Acabo de iniciar mi internado rotativo médico. «¡Memeado!», me dijo uno de los jefes de servicio porque había llegado tarde. Según yo entrábamos a las ocho (antes de empezar a trabajar te hacen ir un par de días para que los internos salientes puedan ir a su fiesta y donde a mí me tocó se entraba a las ocho), pero resulta que estaba atrasado con treinta minutos y no al revés.
Una de las posgradistas me pedía que evolucione las historias mientras yo asentía, huía y me sentía la persona más perdida del mundo. Alguien me sacó de ahí. No recuerdo en que momento me explicaron que cada universidad tiene un tutor diferente y que debía presentarme con el mío. Apenas hablé con él, mi primera rotación en Traumatología del Eugenio Espejo la pasé con el Dr. Villegas visitando a los periféricos. «Periféricos» es como designan a aquellos pacientes de tu especialidad médica pero que no se encuentran en tu piso.
Traumatología se encontraba en la décima planta, recuerdo haber subido y bajado gradas como loco. Me da nostalgia recordar las bastas totalmente destrozadas de los pantalones azules que tras unos pocos meses perdían la compostura con tantas cosas que tocaba llevar en los bolsillos, cuando el elástico de la cintura decidía que finalmente alguien tiene que ceder.
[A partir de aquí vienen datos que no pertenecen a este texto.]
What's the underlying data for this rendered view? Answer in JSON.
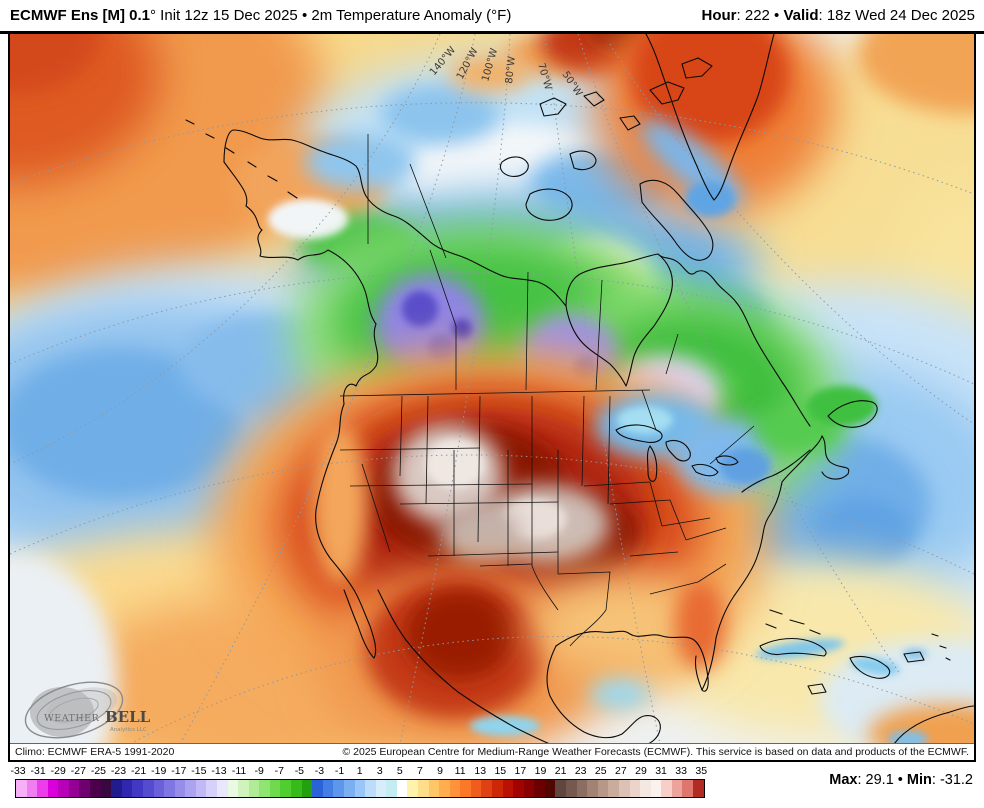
{
  "header": {
    "title_bold": "ECMWF Ens [M] 0.1",
    "title_rest": "° Init 12z 15 Dec 2025 • 2m Temperature Anomaly (°F)",
    "hour_label": "Hour",
    "hour_rest": ": 222 • ",
    "valid_label": "Valid",
    "valid_rest": ": 18z Wed 24 Dec 2025"
  },
  "map": {
    "lon_labels": [
      "140°W",
      "120°W",
      "100°W",
      "80°W",
      "70°W",
      "50°W"
    ],
    "logo": {
      "brand_weather": "WEATHER",
      "brand_bell": "BELL",
      "subtitle": "Analytics LLC"
    }
  },
  "attribution": {
    "climo": "Climo: ECMWF ERA-5 1991-2020",
    "copyright": "© 2025 European Centre for Medium-Range Weather Forecasts (ECMWF). This service is based on data and products of the ECMWF."
  },
  "colorbar": {
    "tick_labels": [
      "-33",
      "-31",
      "-29",
      "-27",
      "-25",
      "-23",
      "-21",
      "-19",
      "-17",
      "-15",
      "-13",
      "-11",
      "-9",
      "-7",
      "-5",
      "-3",
      "-1",
      "1",
      "3",
      "5",
      "7",
      "9",
      "11",
      "13",
      "15",
      "17",
      "19",
      "21",
      "23",
      "25",
      "27",
      "29",
      "31",
      "33",
      "35"
    ],
    "cells": [
      "#F7B0F7",
      "#F17EF1",
      "#EC3CEC",
      "#DB00DB",
      "#B800B8",
      "#940094",
      "#700070",
      "#4C004C",
      "#380840",
      "#201C8C",
      "#2F28AE",
      "#4138C4",
      "#544CCF",
      "#6A60D9",
      "#8076E2",
      "#968DEA",
      "#ABA3F0",
      "#C0B9F5",
      "#D5D1FA",
      "#E9E7FC",
      "#EAF9E1",
      "#CFF3BA",
      "#B0EC96",
      "#90E470",
      "#6FDA4E",
      "#50CE2F",
      "#36BC1A",
      "#22A00D",
      "#2A62D8",
      "#427EE4",
      "#5D97EC",
      "#7BAFF2",
      "#9AC6F7",
      "#BCDCFA",
      "#D8EDFC",
      "#C4ECF3",
      "#FFFFFF",
      "#FFF2AC",
      "#FFDE89",
      "#FFC667",
      "#FFAD4D",
      "#FF9339",
      "#FB7829",
      "#F05C1D",
      "#E04112",
      "#CE2708",
      "#BA1102",
      "#A30300",
      "#880000",
      "#6C0000",
      "#520600",
      "#5F463F",
      "#75594F",
      "#8B6D62",
      "#A18275",
      "#B69788",
      "#CAAC9C",
      "#DCC2B4",
      "#EBD5CA",
      "#F5E8E0",
      "#FBF2ED",
      "#F7CFC8",
      "#ECA39B",
      "#DF766D",
      "#B12B23"
    ],
    "max_label": "Max",
    "max_rest": ": 29.1 • ",
    "min_label": "Min",
    "min_rest": ": -31.2"
  }
}
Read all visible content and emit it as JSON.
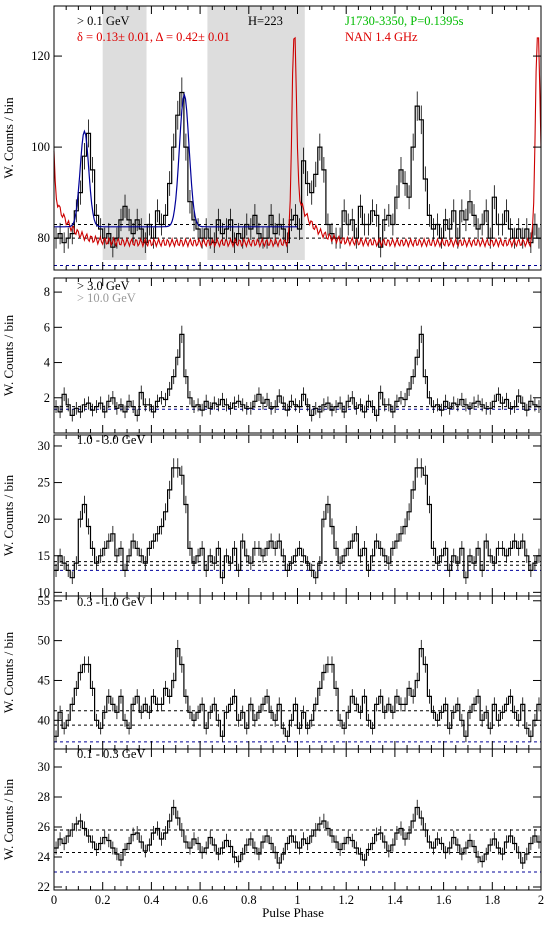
{
  "figure": {
    "xlabel": "Pulse Phase",
    "ylabel": "W. Counts / bin",
    "colors": {
      "histogram": "#000000",
      "radio": "#cc0000",
      "fit": "#000099",
      "bg_level": "#000000",
      "shaded": "#dddddd",
      "pulsar_label": "#00bb00",
      "delta_label": "#dd0000",
      "grey_label": "#999999"
    }
  },
  "chart_data": [
    {
      "type": "line",
      "panel": "top",
      "energy_label": "> 0.1 GeV",
      "extra_labels": {
        "htest": "H=223",
        "pulsar": "J1730-3350, P=0.1395s",
        "radio": "NAN 1.4 GHz",
        "delta": "δ = 0.13± 0.01, Δ = 0.42± 0.01"
      },
      "xlim": [
        0,
        2
      ],
      "ylim": [
        73,
        131
      ],
      "yticks": [
        80,
        100,
        120
      ],
      "xticks": [
        0,
        0.2,
        0.4,
        0.6,
        0.8,
        1,
        1.2,
        1.4,
        1.6,
        1.8,
        2
      ],
      "shaded_phase_ranges": [
        [
          0.2,
          0.38
        ],
        [
          0.63,
          1.03
        ]
      ],
      "background_levels": [
        83,
        80,
        74
      ],
      "series": [
        {
          "role": "gamma",
          "values": [
            80,
            81,
            79,
            80,
            81,
            86,
            90,
            98,
            103,
            95,
            85,
            82,
            80,
            81,
            78,
            80,
            84,
            87,
            84,
            81,
            84,
            82,
            79,
            83,
            80,
            86,
            83,
            85,
            92,
            100,
            107,
            112,
            100,
            88,
            84,
            82,
            80,
            82,
            80,
            79,
            84,
            81,
            82,
            84,
            79,
            81,
            80,
            83,
            82,
            85,
            81,
            80,
            80,
            85,
            81,
            83,
            82,
            79,
            84,
            85,
            82,
            97,
            92,
            90,
            94,
            100,
            95,
            83,
            81,
            80,
            80,
            86,
            83,
            84,
            80,
            87,
            83,
            83,
            86,
            85,
            78,
            84,
            85,
            83,
            89,
            95,
            92,
            89,
            100,
            109,
            106,
            93,
            85,
            82,
            83,
            80,
            84,
            82,
            86,
            80,
            86,
            84,
            88,
            85,
            82,
            83,
            86,
            80,
            89,
            83,
            83,
            86,
            82,
            80,
            82,
            80,
            82,
            79,
            83,
            80
          ]
        },
        {
          "role": "radio",
          "shape": "single narrow pulse near phase 0.0 / 1.0 with exponential decay"
        },
        {
          "role": "fit",
          "shape": "two lorentzian-like peaks over flat baseline, phase 0 to 1"
        }
      ]
    },
    {
      "type": "line",
      "panel": "p2",
      "energy_label": "> 3.0 GeV",
      "energy_label_grey": "> 10.0 GeV",
      "xlim": [
        0,
        2
      ],
      "ylim": [
        0,
        8.8
      ],
      "yticks": [
        2,
        4,
        6,
        8
      ],
      "background_levels": [
        1.5,
        1.35
      ],
      "series": [
        {
          "role": "gamma",
          "values": [
            1.5,
            1.2,
            2.2,
            1.6,
            1.0,
            1.4,
            1.2,
            1.6,
            1.7,
            1.3,
            1.5,
            1.7,
            1.2,
            1.8,
            2.0,
            1.4,
            1.6,
            1.2,
            1.8,
            1.5,
            1.0,
            2.3,
            1.6,
            1.6,
            1.2,
            1.8,
            2.0,
            1.9,
            2.5,
            3.2,
            4.3,
            5.6,
            3.2,
            2.0,
            1.5,
            1.6,
            1.3,
            1.8,
            1.4,
            1.7,
            1.6,
            1.9,
            1.6,
            1.4,
            1.7,
            1.8,
            1.6,
            1.4,
            1.4,
            1.8,
            2.2,
            1.7,
            1.9,
            1.4,
            1.5,
            2.1,
            1.7,
            1.3,
            1.8,
            1.6,
            1.5,
            2.2,
            1.6,
            1.0,
            1.4,
            1.2,
            1.6,
            1.7,
            1.3,
            1.5,
            1.7,
            1.2,
            1.8,
            2.0,
            1.4,
            1.6,
            1.2,
            1.8,
            1.5,
            1.0,
            2.3,
            1.6,
            1.6,
            1.2,
            1.8,
            2.0,
            1.9,
            2.5,
            3.2,
            4.3,
            5.6,
            3.2,
            2.0,
            1.5,
            1.6,
            1.3,
            1.8,
            1.4,
            1.7,
            1.6,
            1.9,
            1.6,
            1.4,
            1.7,
            1.8,
            1.6,
            1.4,
            1.4,
            1.8,
            2.2,
            1.7,
            1.9,
            1.4,
            1.5,
            2.1,
            1.7,
            1.3,
            1.8,
            1.6,
            1.5
          ]
        }
      ]
    },
    {
      "type": "line",
      "panel": "p3",
      "energy_label": "1.0 - 3.0 GeV",
      "xlim": [
        0,
        2
      ],
      "ylim": [
        9.5,
        31.5
      ],
      "yticks": [
        10,
        15,
        20,
        25,
        30
      ],
      "background_levels": [
        14.2,
        13.7,
        13.0
      ],
      "series": [
        {
          "role": "gamma",
          "values": [
            13,
            15,
            14,
            13,
            12,
            14,
            20,
            22,
            19,
            16,
            14,
            15,
            16,
            17,
            18,
            15,
            16,
            13,
            15,
            17,
            16,
            15,
            14,
            16,
            17,
            18,
            19,
            21,
            24,
            27,
            27,
            26,
            22,
            16,
            14,
            15,
            16,
            13,
            15,
            14,
            16,
            12,
            15,
            14,
            16,
            13,
            17,
            15,
            14,
            16,
            16,
            15,
            16,
            17,
            16,
            17,
            15,
            13,
            14,
            15,
            16,
            15,
            14,
            13,
            12,
            14,
            20,
            22,
            19,
            16,
            14,
            15,
            16,
            17,
            18,
            15,
            16,
            13,
            15,
            17,
            16,
            15,
            14,
            16,
            17,
            18,
            19,
            21,
            24,
            27,
            27,
            26,
            22,
            16,
            14,
            15,
            16,
            13,
            15,
            14,
            16,
            12,
            15,
            14,
            16,
            13,
            17,
            15,
            14,
            16,
            16,
            15,
            16,
            17,
            16,
            17,
            15,
            13,
            14,
            15
          ]
        }
      ]
    },
    {
      "type": "line",
      "panel": "p4",
      "energy_label": "0.3 - 1.0 GeV",
      "xlim": [
        0,
        2
      ],
      "ylim": [
        36.4,
        55.6
      ],
      "yticks": [
        40,
        45,
        50,
        55
      ],
      "background_levels": [
        41.2,
        39.4,
        37.3
      ],
      "series": [
        {
          "role": "gamma",
          "values": [
            38,
            41,
            39,
            40,
            42,
            44,
            46,
            47,
            47,
            44,
            40,
            39,
            41,
            43,
            42,
            41,
            43,
            40,
            39,
            42,
            43,
            41,
            42,
            41,
            43,
            42,
            42,
            44,
            43,
            45,
            49,
            47,
            43,
            41,
            40,
            41,
            42,
            39,
            41,
            42,
            40,
            38,
            41,
            42,
            43,
            40,
            41,
            39,
            42,
            40,
            41,
            42,
            43,
            41,
            40,
            42,
            39,
            38,
            40,
            42,
            39,
            41,
            39,
            40,
            42,
            44,
            46,
            47,
            47,
            44,
            40,
            39,
            41,
            43,
            42,
            41,
            43,
            40,
            39,
            42,
            43,
            41,
            42,
            41,
            43,
            42,
            42,
            44,
            43,
            45,
            49,
            47,
            43,
            41,
            40,
            41,
            42,
            39,
            41,
            42,
            40,
            38,
            41,
            42,
            43,
            40,
            41,
            39,
            42,
            40,
            41,
            42,
            43,
            41,
            40,
            42,
            39,
            38,
            40,
            42
          ]
        }
      ]
    },
    {
      "type": "line",
      "panel": "p5",
      "energy_label": "0.1 - 0.3 GeV",
      "xlim": [
        0,
        2
      ],
      "ylim": [
        21.8,
        31.2
      ],
      "yticks": [
        22,
        24,
        26,
        28,
        30
      ],
      "background_levels": [
        25.8,
        24.3,
        23.0
      ],
      "series": [
        {
          "role": "gamma",
          "values": [
            24.6,
            25.2,
            24.9,
            25.4,
            25.8,
            26.2,
            26.4,
            25.9,
            25.4,
            25.0,
            24.5,
            24.9,
            25.3,
            25.1,
            24.6,
            24.2,
            23.8,
            24.5,
            24.9,
            25.5,
            25.6,
            25.0,
            24.4,
            24.8,
            25.6,
            25.9,
            25.2,
            25.6,
            26.4,
            27.3,
            26.6,
            25.8,
            25.0,
            24.6,
            25.2,
            24.9,
            24.3,
            24.6,
            25.3,
            24.8,
            24.2,
            24.6,
            25.1,
            24.7,
            24.0,
            23.7,
            24.2,
            24.8,
            25.2,
            24.6,
            24.2,
            25.0,
            25.4,
            24.9,
            24.3,
            23.6,
            24.2,
            24.9,
            25.4,
            25.0,
            24.6,
            25.2,
            24.9,
            25.4,
            25.8,
            26.2,
            26.4,
            25.9,
            25.4,
            25.0,
            24.5,
            24.9,
            25.3,
            25.1,
            24.6,
            24.2,
            23.8,
            24.5,
            24.9,
            25.5,
            25.6,
            25.0,
            24.4,
            24.8,
            25.6,
            25.9,
            25.2,
            25.6,
            26.4,
            27.3,
            26.6,
            25.8,
            25.0,
            24.6,
            25.2,
            24.9,
            24.3,
            24.6,
            25.3,
            24.8,
            24.2,
            24.6,
            25.1,
            24.7,
            24.0,
            23.7,
            24.2,
            24.8,
            25.2,
            24.6,
            24.2,
            25.0,
            25.4,
            24.9,
            24.3,
            23.6,
            24.2,
            24.9,
            25.4,
            25.0
          ]
        }
      ]
    }
  ]
}
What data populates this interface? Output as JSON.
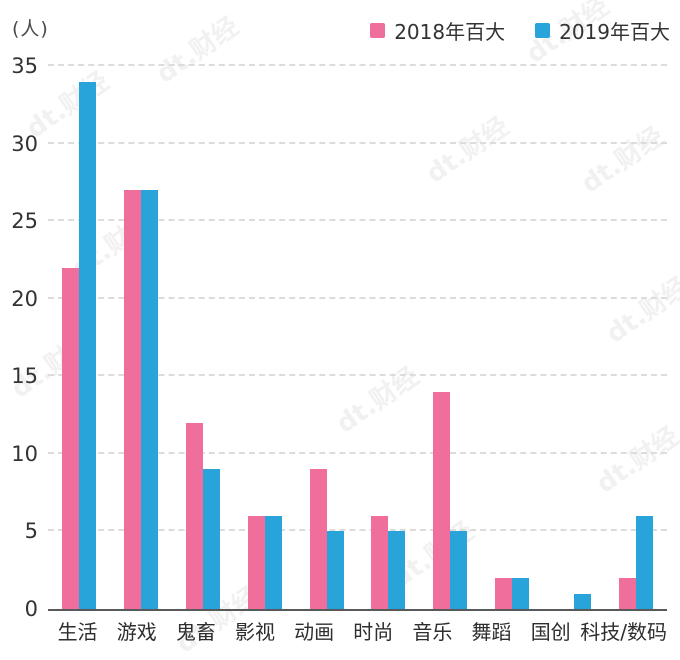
{
  "chart_data": {
    "type": "bar",
    "unit_label": "(人)",
    "categories": [
      "生活",
      "游戏",
      "鬼畜",
      "影视",
      "动画",
      "时尚",
      "音乐",
      "舞蹈",
      "国创",
      "科技/数码"
    ],
    "series": [
      {
        "name": "2018年百大",
        "color": "#EF6E9B",
        "values": [
          22,
          27,
          12,
          6,
          9,
          6,
          14,
          2,
          0,
          2
        ]
      },
      {
        "name": "2019年百大",
        "color": "#29A4DB",
        "values": [
          34,
          27,
          9,
          6,
          5,
          5,
          5,
          2,
          1,
          6
        ]
      }
    ],
    "ylim": [
      0,
      35
    ],
    "yticks": [
      0,
      5,
      10,
      15,
      20,
      25,
      30,
      35
    ],
    "grid": "dashed-horizontal",
    "legend_position": "top-right",
    "xlabel": "",
    "ylabel": "人"
  },
  "watermark": {
    "text": "dt.财经"
  },
  "colors": {
    "axis_line": "#58595b",
    "gridline": "#dcdcdc",
    "tick_text": "#333333"
  }
}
Creo que fue mi rotación favorita. Ahí perdí mi primera paciente y ahí aprendí a entender el calor humano que uno puede sentir en el hospital y cuánta falta puede hacer.
Anteayer cuando entré a mi cuarto, vi un llavero con el rostro de un Tsáchila, me lo regaló otra de mis pacientes, a la que visitaba frecuentemente en medicina interna, tenía diabetes y muy probablemente se debía amputar su pierna. Al inicio, le costó tomar la decisión pero logré que se sienta cómoda con la perspectiva de volver a caminar normalmente con una prótesis, luego hubo que acortar más el miembro, y con ello su sonrisa. No hubo cosa más dolorosa que verla ahí, sin querer decir, sin querer hacer. Te hace pensar sobre el sentido de «salvar la vida», de lo inadecuados que somos evaluando situaciones inesperadas, de como partes del cuerpo son más que identidad, son vida. Recuerdo escuchar su nombre como paciente del piso meses después. Eso es poco, uno está ahí un año entero y hay gente que estuvo desde el primero hasta el último de tus días.
Recuerdo a la señora guardia, que consiguió trabajo como auxiliar de limpieza, porque en los hospitales (y en general en todos lados) el personas de seguridad es prescindible. Las historias de la niña del ascensor, las guardias con la Carlita y su hija. Las guardias con la negra y su hija. Mi pequeña niña con cáncer… No hay nada más humano.